Na escrita, também sou assim.
Foi assim com Sanctus Ostium – A Porta Santa, que publiquei no ano passado pela Editora Crypta Books. Está sendo assim com o segundo, O Terceiro Nome, que sairá este ano — assim espero — pela Palavra & Verso Editora. E espero que, num futuro não muito distante, aconteça também com A Quinta Chaga, que por enquanto não passa de um arquivo no meu drive.
Inegavelmente, é uma caminhada difícil.
Afinal, quantas inseguranças enfrentamos quando trilhamos um caminho que não conhecemos completamente?

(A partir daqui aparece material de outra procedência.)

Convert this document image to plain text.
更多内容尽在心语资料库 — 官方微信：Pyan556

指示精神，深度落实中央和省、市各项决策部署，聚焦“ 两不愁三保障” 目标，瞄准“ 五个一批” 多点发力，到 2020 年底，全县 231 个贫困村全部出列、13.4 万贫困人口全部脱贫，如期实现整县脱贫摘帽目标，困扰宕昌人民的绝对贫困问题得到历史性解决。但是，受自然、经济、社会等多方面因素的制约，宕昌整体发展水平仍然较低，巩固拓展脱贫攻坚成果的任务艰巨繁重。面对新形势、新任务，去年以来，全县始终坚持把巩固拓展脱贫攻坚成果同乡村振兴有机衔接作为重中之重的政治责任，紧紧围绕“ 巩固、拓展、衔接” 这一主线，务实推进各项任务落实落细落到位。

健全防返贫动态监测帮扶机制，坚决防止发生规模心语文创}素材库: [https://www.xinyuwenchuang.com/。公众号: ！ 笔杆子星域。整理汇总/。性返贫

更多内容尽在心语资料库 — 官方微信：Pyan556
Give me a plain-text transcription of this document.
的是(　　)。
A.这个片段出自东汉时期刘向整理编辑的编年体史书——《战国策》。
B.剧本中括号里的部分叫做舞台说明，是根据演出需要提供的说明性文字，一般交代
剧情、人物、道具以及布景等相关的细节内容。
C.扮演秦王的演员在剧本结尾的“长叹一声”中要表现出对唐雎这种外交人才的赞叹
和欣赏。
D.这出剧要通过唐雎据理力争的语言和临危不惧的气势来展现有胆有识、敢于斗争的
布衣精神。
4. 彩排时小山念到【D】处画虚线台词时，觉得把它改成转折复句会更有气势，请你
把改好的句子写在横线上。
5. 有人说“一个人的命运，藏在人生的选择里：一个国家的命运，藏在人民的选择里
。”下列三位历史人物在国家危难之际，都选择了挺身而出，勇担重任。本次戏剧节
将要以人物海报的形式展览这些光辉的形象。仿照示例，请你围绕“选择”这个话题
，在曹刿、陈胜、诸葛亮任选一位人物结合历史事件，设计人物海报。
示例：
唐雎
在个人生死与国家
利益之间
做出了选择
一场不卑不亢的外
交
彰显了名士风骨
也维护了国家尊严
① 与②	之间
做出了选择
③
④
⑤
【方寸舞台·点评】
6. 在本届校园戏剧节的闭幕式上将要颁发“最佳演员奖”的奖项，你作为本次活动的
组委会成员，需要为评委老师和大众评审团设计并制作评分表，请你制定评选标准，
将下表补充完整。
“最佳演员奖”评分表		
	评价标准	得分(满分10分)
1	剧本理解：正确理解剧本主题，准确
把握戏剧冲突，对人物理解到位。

Mas é justamente essa aventura que me estimula.
Gosto de colocar meus personagens — e, consequentemente, a mim mesmo — em situações das quais ainda não sei como escapar. Gosto de chegar a uma encruzilhada sem saber qual caminho tomarei.
E então surge mais um tijolo amarelo. Depois outro. E mais outro.
Talvez eu nunca consiga enxergar a estrada inteira antes de começar a percorrê-la. Hoje, porém, sei que não preciso.
Preciso apenas enxergar o próximo tijolo.
Foi assim que descobri a minha forma de criar e desenvolver uma história.
E, pelo menos até aqui, ela tem funcionado para mim.